Au fil des saisons, il y a un vrai plaisir à retrouver les danseurs du Bolchoï dans le cinéma à côté de chez soi pour découvrir le riche répertoire de la troupe qui nous emmène tantôt du côté du ballet romantique, tantôt du côté du ballet soviétique et parfois vers le répertoire « contemporain » ou des créations plus récentes. Le succès est bien au rendez-vous et il n’y a plus besoin de mettre systématiquement Svetlana Zakharova en tête d’affiche pour pérenniser l’entreprise. La preuve en est encore faite avec une salle du multiplexe Pathé de Levallois-Perret très correctement remplie pour le Corsaire, ballet romantique de plus de 3h30 avec les entractes, a priori plus destiné à séduire les balletomanes invétérés que le grand public.
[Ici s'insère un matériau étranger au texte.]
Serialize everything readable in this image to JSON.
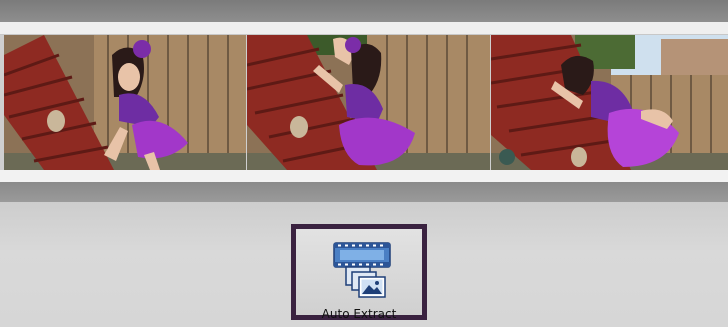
{
  "timeline": {
    "frames": [
      {
        "name": "video-frame-1"
      },
      {
        "name": "video-frame-2"
      },
      {
        "name": "video-frame-3"
      }
    ]
  },
  "toolbar": {
    "auto_extract": {
      "label": "Auto Extract",
      "icon": "film-extract-icon"
    }
  },
  "colors": {
    "button_border": "#3a2240",
    "panel_bg": "#d4d4d4",
    "icon_blue": "#4a7fc4"
  }
}
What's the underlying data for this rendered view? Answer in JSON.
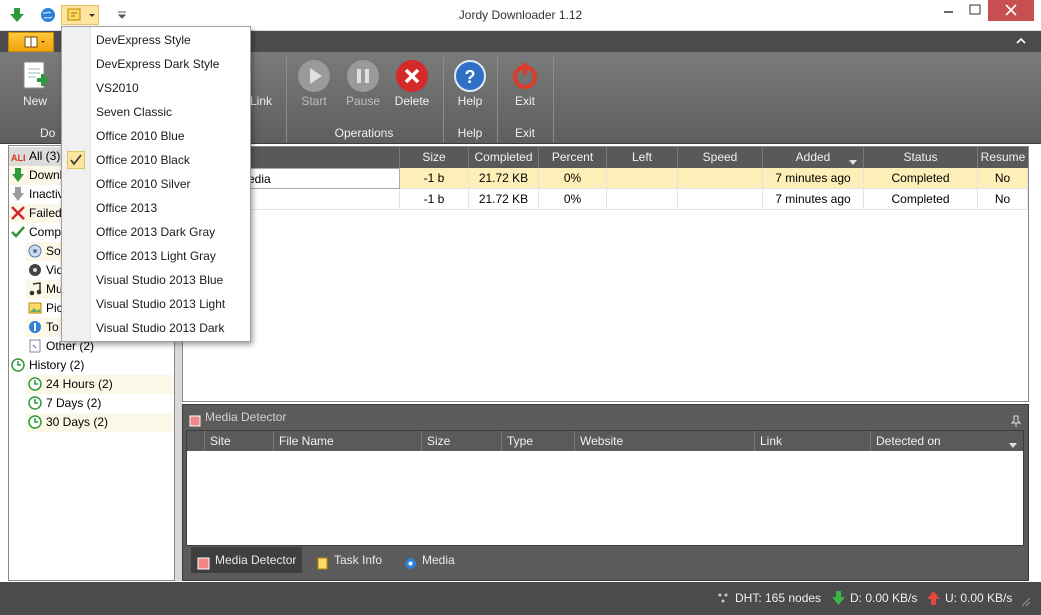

Le Corsaire, créé en 1856 par Joseph Mazilier sur un livret très lâchement inspiré d’un poème de Lord Byron et sur une partition d’Adolphe Adam, fait partie de ces œuvres oubliées du répertoire français qui ont vécu une nouvelle vie en Russie sur la scène des Théâtres Impériaux. Importé en 1858 par Jules Perrot à Saint-Petersbourg, le ballet va ensuite être remanié et recréé par Marius Petipa à quatre reprises durant sa carrière. Si l’œuvre a quitté pour des périodes plus ou moins longues les répertoires du Bolchoï et du Mariinsky, elle a marqué l’imaginaire collectif pour le pas de deux (ou de trois, selon les versions) qui figure dans tout gala digne de ce nom.
En 2017, Alexeï Ratmansky, alors directeur du Bolchoï, s’attaqua avec Yuri Burlaka à une reconstruction de la dernière version de Marius Petipa, offrant à ses danseurs un véhicule idéal pour leur technique superlative et leur engagement scénique. La recette s’avère parfaite, et on n’a aucun mal à être séduits, comme ont du l’être les spectateurs du dix-neuvième siècle par cette production opulente et foisonnante qui mélange aventure et exotisme, intrigues et amours contrariés dans un Orient fantasmé et goût du spectaculaire, sans oublier un soupçon d’humour.
L’intrigue, essentiellement concentrée dans le premier acte, est sans doute un peu confuse mais la diffusion au cinéma avec ses cartons explicatifs avant chaque tableau facilite grandement la tâche. On suit donc avec plaisir les tribulations de Conrad, le Corsaire, pour retrouver Medora, la jolie pupille de l’ignoble marchand d’esclaves, Lanquedem, convoitée également par le Pacha pour être la nouvelle favorite de son harem.
Dans le rôle de Medora, Ekaterina Krysanova trouve le juste dosage entre fougue, ingénuité et séduction pour camper une héroïne de cape et d’épée à la Michèle Mercier dans Angélique. Le couple qu’elle forme avec Igor Tsvirko fonctionne superbement et le deuxième tableau du premier acte, où les deux amoureux sont réunis dans la grotte qui sert de repère aux pirates, est un petit bijou tant sur le plan du jeu que de la technique ébouriffante dans le fameux pas de deux.
Leurs compagnons de jeu ne sont pas en reste. Gennadi Yanin dans le rôle de Lanquedem et Alexei Loparevich en pacha sont hilarants. Daria Khokhlova est une délicieuse Gulnare, l’amie de Medora qui va l’aider à s’échapper du harem du pacha : sa danse traduit son espièglerie. Ils contribuent à insuffler la vie et à embellir davantage, s’il était possible, ce magnifique livre d’images en technicolor, parsemé de morceaux de bravoure : le pas de deux d’esclaves avec le couple Anastasia Stashkevich – Vyacheslav Lopatin en état de grâce, les ensembles féériques du jardin animé ou le curieux Grand Pas des Eventails, grand pas du faux mariage de Medora avec le pacha où le sculptural Artemy Belyakov joue les chevaliers servants de Medora.
Toute la magie du Bolchoï est concentrée dans ce spectacle, avec cette faculté qui m’étonne à chaque fois de transmettre par écran interposé l’énergie du spectacle vivant à des milliers de kilomètres de Moscou.